= Ilariya Raykova =

Scientist-explorer (1896–1981)
Ilariya Alekseyevna Raykova (Илария Алексеевна Райкова; 30 September 1896, Ura-Tyube – 24 October 1981, Tashkent) was a scientist, biologist, geographer, botanist, educator, researcher-practitioner, Doctor of Biological Sciences (1944), Professor of the National University of Uzbekistan (1945), Honored Scientist of the Uzbek SSR (1945), Corresponding Member of the Academy of Sciences of the Uzbek SSR (1956), Honorary Member of the Russian Botanical Society, and the Russian Geographical Society (1970).

== Biography ==
Raykova was born in the ancient craftsmen's town of Ura-Tyube into the family of military priest Aleksey Raykov. At the age of 9 she lost her mother, and at 13 her father.

In 1913 she graduated from Samarkand Women's Gymnasium with a gold medal. In 1914 she entered the St. Petersburg Bestuzhev Courses, and in 1919 she graduated from the Biology Department of the Physics and Mathematics Faculty of the 2nd Petrograd University (former Higher Women's Courses) specialising in botany. During her studies she earned a living in the collection and study of vegetation of Aulie-Ata uyezd in the Syr Darya region of the Russian Empire between 1915-1916, and in Yamburgsky and Starorussky Uyezd of Saint Petersburg Governorate under Soviet rule (1918-1919). After her studies, she left to prepare for a professorship at the Department of Botany.

From 1919 to 1920, she worked as a researcher at the Saint Petersburg Botanical Garden, elected a 1st category researcher at the Botanical Institute of the Russian Academy of Sciences.

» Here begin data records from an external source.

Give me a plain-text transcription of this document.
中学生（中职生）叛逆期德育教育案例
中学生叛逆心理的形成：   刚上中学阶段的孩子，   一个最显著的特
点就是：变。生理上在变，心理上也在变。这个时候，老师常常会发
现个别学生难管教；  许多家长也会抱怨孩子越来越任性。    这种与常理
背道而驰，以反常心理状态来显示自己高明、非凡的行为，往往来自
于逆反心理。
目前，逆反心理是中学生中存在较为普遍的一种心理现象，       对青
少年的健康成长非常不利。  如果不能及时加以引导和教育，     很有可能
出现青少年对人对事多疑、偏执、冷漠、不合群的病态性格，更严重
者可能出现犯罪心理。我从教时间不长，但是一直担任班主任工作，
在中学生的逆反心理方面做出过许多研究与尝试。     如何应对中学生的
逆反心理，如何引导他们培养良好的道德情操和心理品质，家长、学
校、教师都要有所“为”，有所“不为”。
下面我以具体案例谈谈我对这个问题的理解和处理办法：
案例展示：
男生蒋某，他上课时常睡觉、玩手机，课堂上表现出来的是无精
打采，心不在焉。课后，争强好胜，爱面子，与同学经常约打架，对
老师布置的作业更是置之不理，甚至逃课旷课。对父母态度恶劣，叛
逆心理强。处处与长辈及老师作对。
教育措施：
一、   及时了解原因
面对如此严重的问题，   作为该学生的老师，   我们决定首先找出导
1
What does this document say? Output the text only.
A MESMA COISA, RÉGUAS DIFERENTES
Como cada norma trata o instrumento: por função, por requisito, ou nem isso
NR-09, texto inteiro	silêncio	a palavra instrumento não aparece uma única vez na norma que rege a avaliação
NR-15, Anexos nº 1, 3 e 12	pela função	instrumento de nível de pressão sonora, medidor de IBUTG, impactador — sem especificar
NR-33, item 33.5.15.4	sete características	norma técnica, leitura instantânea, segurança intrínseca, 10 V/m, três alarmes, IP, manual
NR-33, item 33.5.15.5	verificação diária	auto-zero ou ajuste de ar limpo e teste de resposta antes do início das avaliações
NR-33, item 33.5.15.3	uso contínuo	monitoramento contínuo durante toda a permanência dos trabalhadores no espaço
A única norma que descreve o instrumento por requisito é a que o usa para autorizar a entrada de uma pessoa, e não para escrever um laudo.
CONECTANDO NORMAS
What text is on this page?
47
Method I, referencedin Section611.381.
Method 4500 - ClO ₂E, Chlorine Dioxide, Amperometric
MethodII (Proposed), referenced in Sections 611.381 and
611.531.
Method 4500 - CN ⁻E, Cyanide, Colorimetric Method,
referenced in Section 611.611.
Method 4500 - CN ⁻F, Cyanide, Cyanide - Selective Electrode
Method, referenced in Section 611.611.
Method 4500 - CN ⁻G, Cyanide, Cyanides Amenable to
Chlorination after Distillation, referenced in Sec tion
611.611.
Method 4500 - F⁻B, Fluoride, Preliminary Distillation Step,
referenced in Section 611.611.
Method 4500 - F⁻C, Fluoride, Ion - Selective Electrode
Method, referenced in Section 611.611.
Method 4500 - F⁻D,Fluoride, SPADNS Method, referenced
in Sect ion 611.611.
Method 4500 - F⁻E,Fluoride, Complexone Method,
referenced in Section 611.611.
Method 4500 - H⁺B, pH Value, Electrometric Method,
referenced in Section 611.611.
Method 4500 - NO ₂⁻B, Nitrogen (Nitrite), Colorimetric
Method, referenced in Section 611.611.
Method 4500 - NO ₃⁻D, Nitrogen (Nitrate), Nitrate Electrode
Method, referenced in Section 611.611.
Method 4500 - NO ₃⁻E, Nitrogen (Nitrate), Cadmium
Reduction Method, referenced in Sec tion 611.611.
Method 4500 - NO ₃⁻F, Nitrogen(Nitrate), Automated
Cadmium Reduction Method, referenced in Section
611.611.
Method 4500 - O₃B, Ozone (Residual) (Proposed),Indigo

In 1920, she was elected a lecturer in botany in Moscow and was included in the organising group of National University of Uzbekistan in Tashkent:At the end of January 1920, by order of the Council of People's Commissars of the Russian Soviet Federative Socialist Republic, the Main Sanitary Directorate provided National University of Uzbekistan with sanitary train № 159 (withdrawn from the southern front) as an emergency measure. On the night of 19 February 1920, the first university echelon with teachers, their families, equipment and part of the university library departed to Tashkent from Bryansk station in Moscow. Many Russian scientists - professors, lecturers and assistants who left for Tashkent, such as I. P. Rozhdestvensky, P. P. Sitkovsky, M. A. Zaharchenko, E. M. Shlyahtin, V. V. Vasilievsky, I. I. Markelov, G. A. Ilyin, <...> M. G. Popov, I. A. Raykova, A. I. Nosalevich, H. F. Ketov, D. A. Morozov, A. E. Shmidt, and others. These scientists resolved <...> to contribute to the spread of enlightenment and science in Turkestan. They founded their scientific schools there and educated many specialists who later became famous scientists both in Uzbekistan and beyond its borders. But first of all, it was necessary to train students, including those from the local population, for which purpose they created a rabfak and evening courses teaching the Russian language.Raykova came to Tashkent under Lenin's decree on the establishment of a university in Central Asia, participated in the organisation of National University of Uzbekistan (1920). She was a teacher of the cabinet of cytology and biology of spore plants at the Department of Botany (1920-1925), head teacher of the Biology Department of the Pedagogical Faculty of National University of Uzbekistan (1922-1923), secretary of the Botanical Institute of National University of Uzbekistan, and secretary of the Scientific Council of the Botanical Garden of National University of Uzbekistan (1922-1930).

"She is one of the organisers of higher education in Central Asia, did a lot for the development of biological and agricultural research institutions and departments of higher educational institutions in Central Asia. I. A. Raykova's pupils successfully work in higher institutions, research institutes of Central Asian republics and other regions of our Motherland. She prepared 2 doctors and 20 candidates of sciences".